The Electric Horseman (1979)

Fondathon 4 Text

Now I’ll Choose Your Outfit. Robert Redford in Electric Horseman

***This Review Contains Spoilers***

The Electric Horseman is a very old fashioned movie for the 1970s; Its a return to the type of movie made during Hollywood’s more innocent days and could have easily been a vehicle for an actor like Gary Cooper. There’s something about the movie that’s just very wholesome to it from the absence of sex, bad language and the innocent nature from the “that would never happen in real life” plot which hits all the emotional beats. A movie in which you’re rooting for a horse is going to have something inherently innocent about it. Even the opening shot of a running horse is very similar to the opening shot of Sydney Pollack’s earlier film They Shoot Horses Don’t They but they are, tonally, completely different.

The opening montage catalogues the story of rodeo star Sonny Steele (Robert Redford); a rise and fall story which echoes Walter Matthau’s final words in A Face in the Crowd. Sonny, a once legitimate figure is now nothing more than a mascot for a product he doesn’t even use. He is trapped in a world of corporate superficiality; no surprise then that the movie is set in Las Vegas of all places. Even the villains of The Electric Horseman are two dimensional, slimy businessmen who don’t have an ounce of empathy.

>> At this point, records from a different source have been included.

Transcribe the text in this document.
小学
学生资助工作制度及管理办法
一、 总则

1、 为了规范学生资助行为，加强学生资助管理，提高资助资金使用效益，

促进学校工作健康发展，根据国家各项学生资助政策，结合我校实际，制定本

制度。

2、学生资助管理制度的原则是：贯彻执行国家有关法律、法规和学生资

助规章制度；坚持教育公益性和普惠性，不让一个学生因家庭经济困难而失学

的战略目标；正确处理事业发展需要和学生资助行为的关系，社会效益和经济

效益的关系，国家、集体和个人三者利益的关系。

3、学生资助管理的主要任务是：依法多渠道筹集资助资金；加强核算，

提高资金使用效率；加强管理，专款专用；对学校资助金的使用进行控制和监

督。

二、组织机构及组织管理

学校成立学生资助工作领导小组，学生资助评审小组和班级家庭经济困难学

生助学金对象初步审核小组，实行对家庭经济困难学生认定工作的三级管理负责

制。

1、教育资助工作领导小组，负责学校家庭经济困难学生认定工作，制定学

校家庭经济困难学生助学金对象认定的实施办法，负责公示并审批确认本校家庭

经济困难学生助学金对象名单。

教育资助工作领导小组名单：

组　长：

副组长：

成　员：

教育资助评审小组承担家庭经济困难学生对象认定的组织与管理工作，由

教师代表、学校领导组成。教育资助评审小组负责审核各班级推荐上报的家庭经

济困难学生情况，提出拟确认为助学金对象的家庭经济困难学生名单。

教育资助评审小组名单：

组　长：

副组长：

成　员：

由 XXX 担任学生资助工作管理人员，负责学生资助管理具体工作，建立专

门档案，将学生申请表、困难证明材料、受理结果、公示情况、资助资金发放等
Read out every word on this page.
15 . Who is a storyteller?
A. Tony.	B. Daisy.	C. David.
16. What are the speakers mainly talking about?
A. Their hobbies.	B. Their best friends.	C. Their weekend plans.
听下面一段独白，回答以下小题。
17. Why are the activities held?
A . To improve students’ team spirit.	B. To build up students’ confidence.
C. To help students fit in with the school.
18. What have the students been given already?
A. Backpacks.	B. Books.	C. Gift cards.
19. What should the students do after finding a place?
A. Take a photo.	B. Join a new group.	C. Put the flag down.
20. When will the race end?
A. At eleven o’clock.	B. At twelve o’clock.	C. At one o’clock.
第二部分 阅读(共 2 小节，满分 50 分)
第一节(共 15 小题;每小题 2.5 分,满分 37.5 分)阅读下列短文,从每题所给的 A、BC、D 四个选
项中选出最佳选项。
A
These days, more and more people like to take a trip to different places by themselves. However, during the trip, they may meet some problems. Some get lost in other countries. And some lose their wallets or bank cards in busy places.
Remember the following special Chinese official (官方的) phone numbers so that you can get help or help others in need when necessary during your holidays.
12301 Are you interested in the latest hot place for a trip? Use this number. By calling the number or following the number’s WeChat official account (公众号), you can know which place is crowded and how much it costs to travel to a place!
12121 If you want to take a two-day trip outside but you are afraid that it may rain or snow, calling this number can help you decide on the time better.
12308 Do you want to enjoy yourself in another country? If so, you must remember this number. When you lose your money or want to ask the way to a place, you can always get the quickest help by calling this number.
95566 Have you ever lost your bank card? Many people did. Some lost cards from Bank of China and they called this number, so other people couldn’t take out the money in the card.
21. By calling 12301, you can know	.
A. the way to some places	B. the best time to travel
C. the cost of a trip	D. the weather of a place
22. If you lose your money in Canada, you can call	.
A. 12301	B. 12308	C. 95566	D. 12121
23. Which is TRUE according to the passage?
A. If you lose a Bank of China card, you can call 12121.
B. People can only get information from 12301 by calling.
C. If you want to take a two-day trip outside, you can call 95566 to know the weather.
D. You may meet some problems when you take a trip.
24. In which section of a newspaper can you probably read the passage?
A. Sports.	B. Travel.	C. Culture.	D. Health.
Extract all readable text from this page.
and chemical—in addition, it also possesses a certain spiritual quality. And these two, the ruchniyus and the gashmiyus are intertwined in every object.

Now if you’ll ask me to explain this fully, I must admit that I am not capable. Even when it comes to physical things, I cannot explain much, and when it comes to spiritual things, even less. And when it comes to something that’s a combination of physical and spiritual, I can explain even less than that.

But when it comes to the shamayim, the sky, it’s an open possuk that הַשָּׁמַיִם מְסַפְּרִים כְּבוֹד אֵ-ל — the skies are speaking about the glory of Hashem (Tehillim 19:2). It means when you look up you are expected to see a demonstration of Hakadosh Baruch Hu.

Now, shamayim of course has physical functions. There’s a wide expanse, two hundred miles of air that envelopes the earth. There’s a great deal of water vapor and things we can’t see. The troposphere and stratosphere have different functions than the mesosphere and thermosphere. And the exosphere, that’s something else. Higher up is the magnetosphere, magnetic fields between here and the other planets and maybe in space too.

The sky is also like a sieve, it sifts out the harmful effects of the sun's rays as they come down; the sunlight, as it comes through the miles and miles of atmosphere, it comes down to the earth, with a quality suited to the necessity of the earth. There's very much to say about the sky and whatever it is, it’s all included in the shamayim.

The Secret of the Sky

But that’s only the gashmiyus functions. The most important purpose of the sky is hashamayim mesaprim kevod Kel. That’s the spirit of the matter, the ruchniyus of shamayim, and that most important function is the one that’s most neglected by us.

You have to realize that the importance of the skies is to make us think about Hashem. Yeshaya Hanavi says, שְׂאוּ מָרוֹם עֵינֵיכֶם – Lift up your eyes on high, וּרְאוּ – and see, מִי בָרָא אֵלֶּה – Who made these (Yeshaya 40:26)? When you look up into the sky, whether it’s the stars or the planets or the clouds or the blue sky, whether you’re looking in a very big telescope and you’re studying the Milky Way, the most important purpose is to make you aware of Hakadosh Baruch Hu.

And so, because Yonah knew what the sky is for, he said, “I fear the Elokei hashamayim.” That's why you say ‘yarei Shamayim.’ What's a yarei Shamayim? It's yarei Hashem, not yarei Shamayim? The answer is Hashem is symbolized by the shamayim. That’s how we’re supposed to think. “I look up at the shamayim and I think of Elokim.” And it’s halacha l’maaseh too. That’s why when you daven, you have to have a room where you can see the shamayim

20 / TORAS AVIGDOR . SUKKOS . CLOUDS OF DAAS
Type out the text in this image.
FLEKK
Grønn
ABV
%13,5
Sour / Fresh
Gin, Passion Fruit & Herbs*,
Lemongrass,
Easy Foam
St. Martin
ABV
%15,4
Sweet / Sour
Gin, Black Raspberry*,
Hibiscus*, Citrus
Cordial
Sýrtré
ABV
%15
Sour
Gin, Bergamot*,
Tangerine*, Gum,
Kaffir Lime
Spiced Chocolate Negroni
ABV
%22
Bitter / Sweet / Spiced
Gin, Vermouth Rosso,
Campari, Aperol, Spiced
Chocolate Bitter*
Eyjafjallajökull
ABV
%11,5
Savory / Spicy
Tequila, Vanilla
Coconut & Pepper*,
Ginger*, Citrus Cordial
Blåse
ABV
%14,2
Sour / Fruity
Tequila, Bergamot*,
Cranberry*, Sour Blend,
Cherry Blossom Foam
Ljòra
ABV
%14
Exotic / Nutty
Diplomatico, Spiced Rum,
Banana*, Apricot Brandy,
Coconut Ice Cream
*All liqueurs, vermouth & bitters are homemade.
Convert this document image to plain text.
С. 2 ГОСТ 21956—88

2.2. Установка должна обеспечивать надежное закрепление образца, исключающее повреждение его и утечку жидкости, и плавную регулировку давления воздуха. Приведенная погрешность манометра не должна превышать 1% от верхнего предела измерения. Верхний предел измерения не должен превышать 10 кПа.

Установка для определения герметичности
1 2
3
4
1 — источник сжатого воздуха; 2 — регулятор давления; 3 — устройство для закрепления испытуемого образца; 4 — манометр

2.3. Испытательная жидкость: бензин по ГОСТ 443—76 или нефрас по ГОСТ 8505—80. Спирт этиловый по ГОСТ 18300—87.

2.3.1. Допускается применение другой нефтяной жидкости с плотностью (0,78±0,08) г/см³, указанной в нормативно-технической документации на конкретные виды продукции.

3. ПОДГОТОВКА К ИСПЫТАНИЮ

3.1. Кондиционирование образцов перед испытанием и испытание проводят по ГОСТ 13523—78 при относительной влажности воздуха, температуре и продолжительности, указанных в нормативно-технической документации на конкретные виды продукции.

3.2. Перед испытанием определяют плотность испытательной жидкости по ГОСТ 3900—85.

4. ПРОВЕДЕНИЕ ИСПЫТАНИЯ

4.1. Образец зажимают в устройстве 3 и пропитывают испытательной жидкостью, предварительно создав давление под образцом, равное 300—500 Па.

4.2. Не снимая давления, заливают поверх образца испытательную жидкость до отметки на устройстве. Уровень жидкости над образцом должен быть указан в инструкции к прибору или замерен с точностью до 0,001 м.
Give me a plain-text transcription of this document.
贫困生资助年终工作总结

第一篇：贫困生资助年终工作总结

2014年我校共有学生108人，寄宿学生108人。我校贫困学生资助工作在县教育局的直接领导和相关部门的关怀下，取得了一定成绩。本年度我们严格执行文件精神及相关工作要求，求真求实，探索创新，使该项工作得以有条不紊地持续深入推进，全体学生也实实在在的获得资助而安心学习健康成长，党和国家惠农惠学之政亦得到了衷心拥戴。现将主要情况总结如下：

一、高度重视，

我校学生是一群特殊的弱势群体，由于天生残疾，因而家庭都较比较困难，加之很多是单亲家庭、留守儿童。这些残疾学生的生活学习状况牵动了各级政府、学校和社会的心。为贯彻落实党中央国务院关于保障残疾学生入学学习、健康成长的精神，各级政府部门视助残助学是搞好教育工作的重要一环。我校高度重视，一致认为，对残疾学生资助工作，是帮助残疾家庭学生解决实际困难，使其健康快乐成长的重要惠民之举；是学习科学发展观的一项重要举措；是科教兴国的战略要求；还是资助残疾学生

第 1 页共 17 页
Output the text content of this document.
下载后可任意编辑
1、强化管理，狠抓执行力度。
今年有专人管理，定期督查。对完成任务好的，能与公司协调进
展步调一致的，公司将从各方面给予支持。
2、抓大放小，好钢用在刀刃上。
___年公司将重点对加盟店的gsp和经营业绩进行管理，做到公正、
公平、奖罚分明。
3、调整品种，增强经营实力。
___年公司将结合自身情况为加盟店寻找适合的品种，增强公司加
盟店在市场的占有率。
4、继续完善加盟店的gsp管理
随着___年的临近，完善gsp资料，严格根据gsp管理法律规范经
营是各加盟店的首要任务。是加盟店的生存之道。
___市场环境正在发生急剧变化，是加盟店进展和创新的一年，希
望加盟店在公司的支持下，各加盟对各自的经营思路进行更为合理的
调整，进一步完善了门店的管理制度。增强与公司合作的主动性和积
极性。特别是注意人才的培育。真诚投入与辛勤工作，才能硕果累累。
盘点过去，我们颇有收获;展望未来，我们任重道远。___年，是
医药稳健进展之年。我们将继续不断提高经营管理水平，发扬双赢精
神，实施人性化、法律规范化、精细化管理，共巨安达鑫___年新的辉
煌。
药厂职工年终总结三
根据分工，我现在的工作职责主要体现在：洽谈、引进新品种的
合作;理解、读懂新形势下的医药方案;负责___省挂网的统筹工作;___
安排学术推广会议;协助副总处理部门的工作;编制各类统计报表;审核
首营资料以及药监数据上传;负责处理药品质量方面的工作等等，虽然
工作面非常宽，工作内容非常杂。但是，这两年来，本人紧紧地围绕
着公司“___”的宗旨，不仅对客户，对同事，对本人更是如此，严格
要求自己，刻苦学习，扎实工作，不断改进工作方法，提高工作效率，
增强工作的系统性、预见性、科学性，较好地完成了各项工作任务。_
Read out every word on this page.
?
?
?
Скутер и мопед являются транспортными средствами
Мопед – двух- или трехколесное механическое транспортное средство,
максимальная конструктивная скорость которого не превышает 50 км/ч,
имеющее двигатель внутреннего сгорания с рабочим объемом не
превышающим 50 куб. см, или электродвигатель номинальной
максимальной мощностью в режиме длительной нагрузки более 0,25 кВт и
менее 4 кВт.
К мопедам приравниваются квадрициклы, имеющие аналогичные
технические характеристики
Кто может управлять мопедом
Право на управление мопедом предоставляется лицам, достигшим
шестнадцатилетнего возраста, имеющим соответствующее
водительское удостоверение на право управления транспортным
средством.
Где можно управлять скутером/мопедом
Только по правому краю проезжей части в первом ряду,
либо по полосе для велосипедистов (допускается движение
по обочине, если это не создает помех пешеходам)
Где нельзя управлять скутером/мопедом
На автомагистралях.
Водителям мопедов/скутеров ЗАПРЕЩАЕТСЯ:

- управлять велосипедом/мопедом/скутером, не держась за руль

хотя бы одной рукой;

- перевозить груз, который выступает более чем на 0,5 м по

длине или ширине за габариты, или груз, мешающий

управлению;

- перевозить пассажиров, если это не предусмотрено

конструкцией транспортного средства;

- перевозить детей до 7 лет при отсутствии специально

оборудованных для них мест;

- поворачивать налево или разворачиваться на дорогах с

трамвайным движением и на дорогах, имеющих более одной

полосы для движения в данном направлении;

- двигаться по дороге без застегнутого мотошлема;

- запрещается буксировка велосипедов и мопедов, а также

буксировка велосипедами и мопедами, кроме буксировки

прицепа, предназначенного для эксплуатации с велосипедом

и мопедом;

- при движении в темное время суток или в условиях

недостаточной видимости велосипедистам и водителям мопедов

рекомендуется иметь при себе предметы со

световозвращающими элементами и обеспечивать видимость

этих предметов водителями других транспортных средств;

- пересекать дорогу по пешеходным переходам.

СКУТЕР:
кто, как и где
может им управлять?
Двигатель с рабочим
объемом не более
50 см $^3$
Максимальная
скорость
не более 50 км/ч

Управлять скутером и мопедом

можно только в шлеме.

They are about as cliché as it gets but in an enjoyable love-to-hate way.

Sonny’s horse Rising Star is a metaphor for Sonny himself; the horse’s story is essentially Sonny’s. When he talks about what the horse has been through and its desire to be free, he is talking about himself – A former champion who is leading a pampered life and has become no more than a corporate icon. It’s clear that Sonny has no sex or family, as evident from his recent divorcee just like how Rising Star has been sedated by drugs. Sonny is left with no choice but to try and break free from this existence and set Rising Star (and metaphorically himself) free because anything’s better than the living hell he is currently experiencing.

Jane Fonda’s role as Hallie is a throwback to the fast-talking, Hildy Johnson like news reporter. I also have to question if Fonda’s hairstyle and glasses had any inspiration on the look of the titular character in Sydney Pollack’s Tootsie three years later. The scenes between Redford and Fonda alone in the wilderness are reminiscent of classic screwball comedy in the age-old classic “they hate each other but love in love” scenario. Likewise one of my favourite scenes in the film involves Sonny giving passionate monologue to Hallie about the horses’ mistreatment unaware he’s being recorded. Once he thinks the recording has started he has nothing interesting to say (“He’s one of the great animals…in the history…of animals”). A lesson to filmmakers of any stripe really.

I also imagine the inclusion of Dave Grusin’s Disco Magic probably didn’t help the move when it came out in December 1979; six months after the Disco Demolition Night. However, The Electric Horseman is part of Hollywood’s urban cowboy phase the late ’70s and early ’80s. This oxymoronic combination does give the film one of the most unique action sequences I’ve ever seen as Sonny rides his horse against an onslaught of police cars and motorcycles through a small town (I’d like to see this in Grand Theft Auto).

The ending in which Sonny releases Rising Star into the wild is ridiculous. How long would a champion racehorse survive in the wilderness? It would probably die of starvation and loneliness and certainly not be immediately accepted by a wild herd. But at the end of the day, it still strikes an emotional heartbeat.